You ever have those days that are just so overwhelmingly dreadful that you can't even talk about them? That to even put them into words would create such a harsh reminder of how dreadful that 24-hour period was, it would make your head explode? Yeah, I had one of those today. And no, I'm not going to put the day into words. Because if I did, my head would explode.

This year has been so fucked it's not even funny. Ups and downs and peaks and valleys, and I know that's a part of life, but it seems like so much of this facet of life has been crammed into a 365-day period that I just can't keep up, I can't think straight, I can't even breathe. I'm dizzy, I'm nauseated, I'm giddy, I'm ecstatic. I'm filled with joy and filled with misery. I don't know whether to laugh or cry right now, and I feel like if I let go, I'd do both at the same the time.

Change is hard. Change is good. Change is terrifying. We get stuck in a rut sometimes, and it's comfortable riding in that rut, and when I'm in that rut, however comfortable it is, I hate it. I hate it because I know I'm in that rut, and that I'm there only *because* it's comfortable. But when you get knocked out of that rut, and you're veering all over the road because you've been in the rut so long that you can't even remember how to steer, that's terrifying. It makes your heart beat and your blood pump, but it's terrifying.

I had the weirdest sense lats August that I was slipping into what would be the strangest, most surreal, and somehow most exciting year of my life. So far that prediction hasn't been wrong. And there's still three months to go.

Can't wait to see what happens next.

5 comments:

elise_on_life said...

Yay!
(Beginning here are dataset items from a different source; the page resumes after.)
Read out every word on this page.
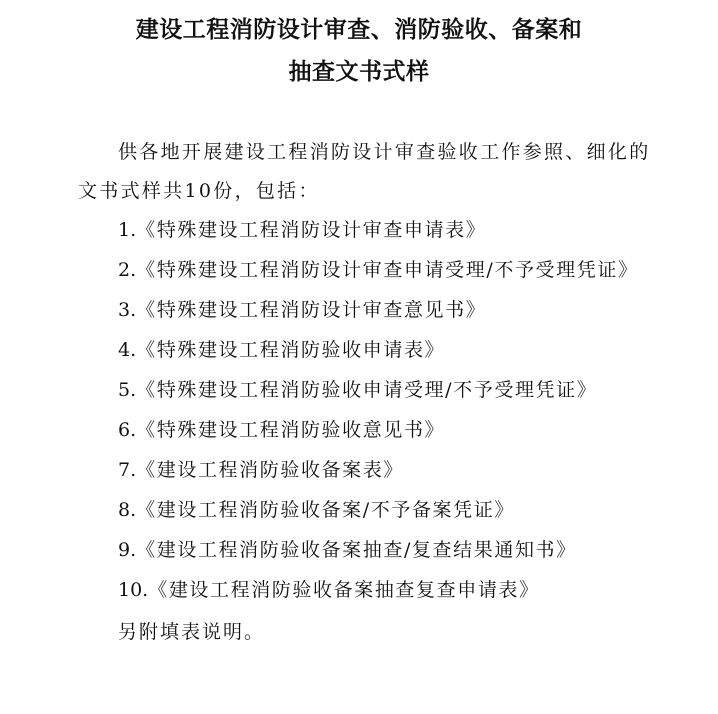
建设工程消防设计审查、消防验收、备案和
抽查文书式样

供各地开展建设工程消防设计审查验收工作参照、细化的

文书式样共10份，包括：

1.《特殊建设工程消防设计审查申请表》
2.《特殊建设工程消防设计审查申请受理/不予受理凭证》
3.《特殊建设工程消防设计审查意见书》
4.《特殊建设工程消防验收申请表》
5.《特殊建设工程消防验收申请受理/不予受理凭证》
6.《特殊建设工程消防验收意见书》
7.《建设工程消防验收备案表》
8.《建设工程消防验收备案/不予备案凭证》
9.《建设工程消防验收备案抽查/复查结果通知书》
10.《建设工程消防验收备案抽查复查申请表》

另附填表说明。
Glad you're looking forward to it! That shows a definite positive attitude - no dread or fear over what's coming up. If this crazy life pattern keeps going, we'll surely go to Mainstage, because that could only bring more ups and downs and hair-pullings! Yay!

Todd said...

Okay, admittedly there was more than just a hint of sarcasm in my "can't wait to see" line. But seeing a comment with two "Yay!"s in it has already substantially improved my mood.

elise_on_life said...

You know what you need? A recording of me saying something like "Yay! Way to go, Todd!" Then you could play it over and over and constantly improve your mood!

Todd said...

That might actually be eerily effective. I think you're the only person I know who can actually say, "Yay!" without sounding like a total goofball. Must be the kindergarten-teacher thing.

elise_on_life said...

I am actually quite flattered by this! Thank you! Yay!